There will always be a place here for you and we want you to be a part of our family, so please continue to hang around.....until you feel that you need to leave and move on.

I'm glad that reading my original posts helped you in some way to maybe understand the crazy mixed up mind of a WAW. I don't know if it was a real MLC, but it was a crisis.....for sure. I also wished that others would come here for help. There are a few over in the "I'm Thinking About Leaving" forum that test the waters. Unfortunately, not many respond to that forum and I don't know why. Also, a few bitter LBS have been rather ugly to WAS that would venture to come on and after a rather scorching post from a LBS, they would leave and not return. Very sad! I think women leave quicker than the men. But, I grant you that they are reaching out for help....just like I was when I came. I might not have wanted to hear what I was being given, but had enough sense to know that is what I needed. But, a person has to want to be helped to come here and to have the guts to stay.

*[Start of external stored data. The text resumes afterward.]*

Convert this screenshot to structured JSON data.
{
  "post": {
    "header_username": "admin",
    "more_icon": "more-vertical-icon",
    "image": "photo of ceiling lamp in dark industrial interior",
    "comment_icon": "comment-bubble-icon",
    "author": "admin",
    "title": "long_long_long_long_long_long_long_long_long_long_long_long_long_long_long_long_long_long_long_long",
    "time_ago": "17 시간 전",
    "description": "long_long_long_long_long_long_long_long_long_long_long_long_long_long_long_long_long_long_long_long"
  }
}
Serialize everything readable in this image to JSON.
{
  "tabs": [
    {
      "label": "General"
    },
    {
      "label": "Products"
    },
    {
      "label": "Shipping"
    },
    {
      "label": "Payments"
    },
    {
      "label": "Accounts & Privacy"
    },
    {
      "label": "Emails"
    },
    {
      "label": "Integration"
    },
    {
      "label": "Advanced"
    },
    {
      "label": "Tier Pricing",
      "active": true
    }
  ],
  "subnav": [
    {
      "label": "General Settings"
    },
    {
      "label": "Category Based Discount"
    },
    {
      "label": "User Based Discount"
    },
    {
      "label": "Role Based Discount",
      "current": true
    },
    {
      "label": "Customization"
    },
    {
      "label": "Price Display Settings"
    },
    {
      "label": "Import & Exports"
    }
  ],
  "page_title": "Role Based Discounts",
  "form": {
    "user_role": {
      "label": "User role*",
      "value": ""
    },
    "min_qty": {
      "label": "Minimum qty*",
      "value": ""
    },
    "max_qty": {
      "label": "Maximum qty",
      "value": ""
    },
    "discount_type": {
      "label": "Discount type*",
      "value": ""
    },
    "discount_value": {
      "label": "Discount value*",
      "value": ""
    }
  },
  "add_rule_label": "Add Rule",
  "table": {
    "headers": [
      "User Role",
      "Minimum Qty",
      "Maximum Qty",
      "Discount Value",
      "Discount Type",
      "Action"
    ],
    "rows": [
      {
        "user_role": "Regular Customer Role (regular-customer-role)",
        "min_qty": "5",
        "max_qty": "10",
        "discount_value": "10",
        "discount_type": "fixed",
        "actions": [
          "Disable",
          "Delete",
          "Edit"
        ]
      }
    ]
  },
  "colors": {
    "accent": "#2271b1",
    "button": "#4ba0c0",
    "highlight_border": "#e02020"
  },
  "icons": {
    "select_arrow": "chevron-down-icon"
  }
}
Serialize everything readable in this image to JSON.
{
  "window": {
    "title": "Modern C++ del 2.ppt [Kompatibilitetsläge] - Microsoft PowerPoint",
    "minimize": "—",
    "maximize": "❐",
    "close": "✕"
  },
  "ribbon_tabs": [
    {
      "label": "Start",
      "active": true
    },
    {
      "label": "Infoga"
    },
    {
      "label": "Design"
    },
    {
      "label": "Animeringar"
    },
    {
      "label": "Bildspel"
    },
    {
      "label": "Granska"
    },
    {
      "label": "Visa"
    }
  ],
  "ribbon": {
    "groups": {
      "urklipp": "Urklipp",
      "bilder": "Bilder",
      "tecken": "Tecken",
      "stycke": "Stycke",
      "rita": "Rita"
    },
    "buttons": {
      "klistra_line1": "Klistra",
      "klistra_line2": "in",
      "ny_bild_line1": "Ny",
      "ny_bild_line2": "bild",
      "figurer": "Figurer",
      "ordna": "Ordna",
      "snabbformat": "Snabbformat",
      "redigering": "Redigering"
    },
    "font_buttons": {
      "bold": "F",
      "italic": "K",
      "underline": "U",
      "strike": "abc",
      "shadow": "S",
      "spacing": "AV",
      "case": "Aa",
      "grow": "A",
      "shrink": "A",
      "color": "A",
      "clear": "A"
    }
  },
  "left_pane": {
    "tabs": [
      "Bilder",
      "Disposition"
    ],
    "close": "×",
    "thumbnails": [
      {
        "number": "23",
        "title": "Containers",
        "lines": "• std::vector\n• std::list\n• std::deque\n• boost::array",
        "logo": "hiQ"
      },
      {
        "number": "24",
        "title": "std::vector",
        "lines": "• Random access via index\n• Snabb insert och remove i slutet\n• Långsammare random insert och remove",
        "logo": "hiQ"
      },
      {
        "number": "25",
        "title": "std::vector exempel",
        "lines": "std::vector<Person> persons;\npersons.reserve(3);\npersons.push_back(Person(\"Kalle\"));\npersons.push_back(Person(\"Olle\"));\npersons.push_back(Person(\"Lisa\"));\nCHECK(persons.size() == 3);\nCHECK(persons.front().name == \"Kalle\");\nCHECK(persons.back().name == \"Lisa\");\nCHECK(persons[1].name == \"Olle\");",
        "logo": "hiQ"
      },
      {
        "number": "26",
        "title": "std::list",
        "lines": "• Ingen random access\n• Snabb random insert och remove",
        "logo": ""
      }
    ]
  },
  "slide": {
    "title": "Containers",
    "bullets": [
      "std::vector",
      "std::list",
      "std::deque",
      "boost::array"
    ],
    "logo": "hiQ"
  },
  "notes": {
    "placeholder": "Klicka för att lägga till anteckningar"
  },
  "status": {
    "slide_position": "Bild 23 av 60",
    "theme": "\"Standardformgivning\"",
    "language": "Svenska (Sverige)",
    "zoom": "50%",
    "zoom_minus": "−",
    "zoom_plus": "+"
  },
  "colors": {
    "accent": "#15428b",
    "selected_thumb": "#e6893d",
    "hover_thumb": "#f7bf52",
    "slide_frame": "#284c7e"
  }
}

You've been a good friend to me and I am just selfish enough to want to keep you around. You would be surpirsed how many lives you can touch, Jay, even while you are going through your own brand of pain. I hope you can find peace soon. I know you are so concerned for that precious little girl. She is in my heart and prayers.....all of you are.

Talk to you later.

Sandi


It is not about what you feel should work in your M. It is about doing the work that gets the right results. Do what works!